Logistic Regression – Why Logistic Regression Sometimes Outperforms Neural Networks

ginilogisticneural networksregression

I have 5 samples (each one contains ~380K records, 33 predictive variables and 1 binary Target):

  • one sample is used to train the models
  • the remaining 4 samples are used to validate the models

The following table compares the Gini's of the Logistic Regression against the Gini's of the Multilayer Perceptron (MLP) :

Logistic Regression MLP
Train sample 35.8 34.9
validation sample 1 40.0 34.4
validation sample 2 37.7 32.0
validation sample 3 37.5 31.5
validation sample 4 36.4 34.2

As you can see, the Gini's of the Logistic Regression are consistently higher than the Gini's of the MLP.

Why could that be?

Before running both the Logistic Regression and the MLP I have categorized the categorical variables and also scaled the numeric variables.

The code of the Logistic Regression is really simple and straightfoward:

Y=data['Target']  # this is the target
X=data[col_list]  # this is the list of 33 predictive features


X1=sm.add_constant(X)
   
logit=sm.Logit(Y,X1)
result=logit.fit()
print(result.summary())

The code of the MLP is this one:

def build_model():
    model = Sequential()
    model.add(Dense(5, input_dim=33, activation='relu'))
    model.add(Dense(5, activation='sigmoid'))
    model.add(Dense(1, activation='sigmoid'))
    # Compile model
    model.compile(loss='binary_crossentropy', optimizer='adam', metrics=['accuracy'])
    return model

   
model = build_model()
model.fit(X, Y, epochs=4, batch_size=30, verbose=1)  # X=predictive features ; Y = target 

I don't understand why the MLP underperforms the Logistic Regression.

Best Answer

If the response conditioned on your predictive roughly follows a logistic curve then logistic regression will be superior. Despite ML hype, DL/NN do not always outperform simpler models.

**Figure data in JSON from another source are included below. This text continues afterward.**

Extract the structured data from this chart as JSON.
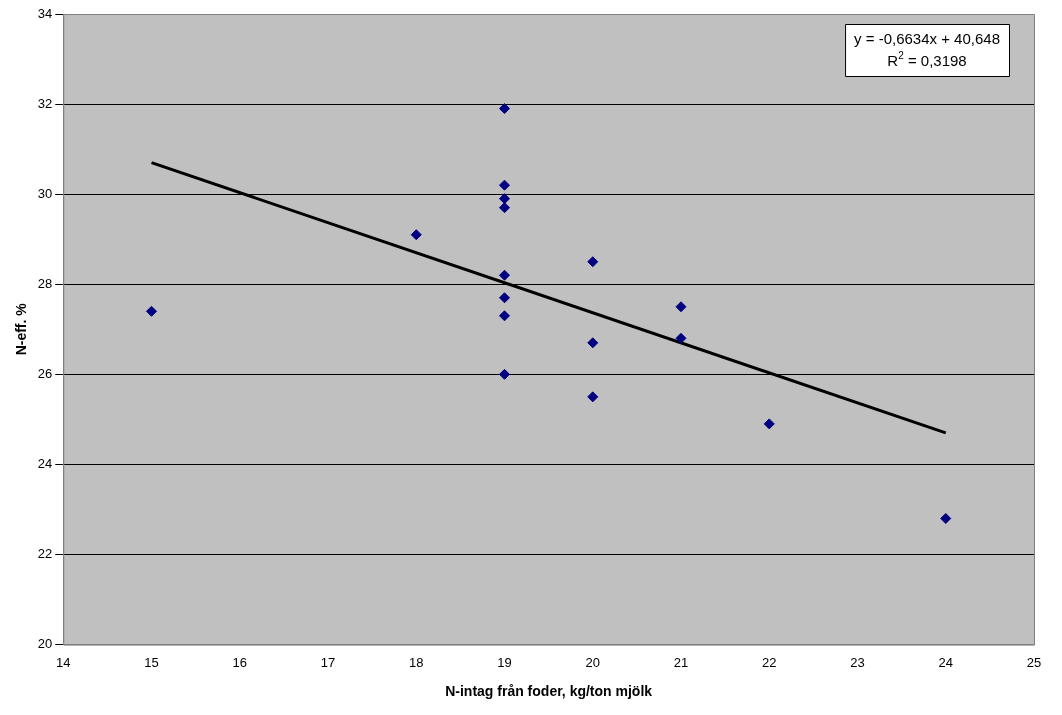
{
  "chart_data": {
    "type": "scatter",
    "xlabel": "N-intag från foder, kg/ton mjölk",
    "ylabel": "N-eff. %",
    "xlim": [
      14,
      25
    ],
    "xticks": [
      14,
      15,
      16,
      17,
      18,
      19,
      20,
      21,
      22,
      23,
      24,
      25
    ],
    "ylim": [
      20,
      34
    ],
    "yticks": [
      20,
      22,
      24,
      26,
      28,
      30,
      32,
      34
    ],
    "grid": "y",
    "legend": false,
    "marker": "diamond",
    "series": [
      {
        "color": "#000080",
        "x": [
          15,
          18,
          19,
          19,
          19,
          19,
          19,
          19,
          19,
          19,
          20,
          20,
          20,
          21,
          21,
          22,
          24
        ],
        "values": [
          27.4,
          29.1,
          31.9,
          30.2,
          29.9,
          29.7,
          28.2,
          27.7,
          27.3,
          26.0,
          28.5,
          26.7,
          25.5,
          27.5,
          26.8,
          24.9,
          22.8
        ]
      },
      {
        "type": "line",
        "color": "#000000",
        "x": [
          15,
          24
        ],
        "values": [
          30.7,
          24.7
        ],
        "marker": "none",
        "line_style": "solid"
      }
    ],
    "annotations": [
      "y = -0,6634x + 40,648",
      "R$^{2}$ = 0,3198"
    ]
  }
}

Have you examined the output of the logistic model? What do the residuals look like? I believe this implementation automatically includes an L2 penalty which probably helps given the number of predictors.

Not sure what categorized the categorical variable means. If it's something like one-hot encoding that is not recommended for regression, the model implementation should automatically handle it.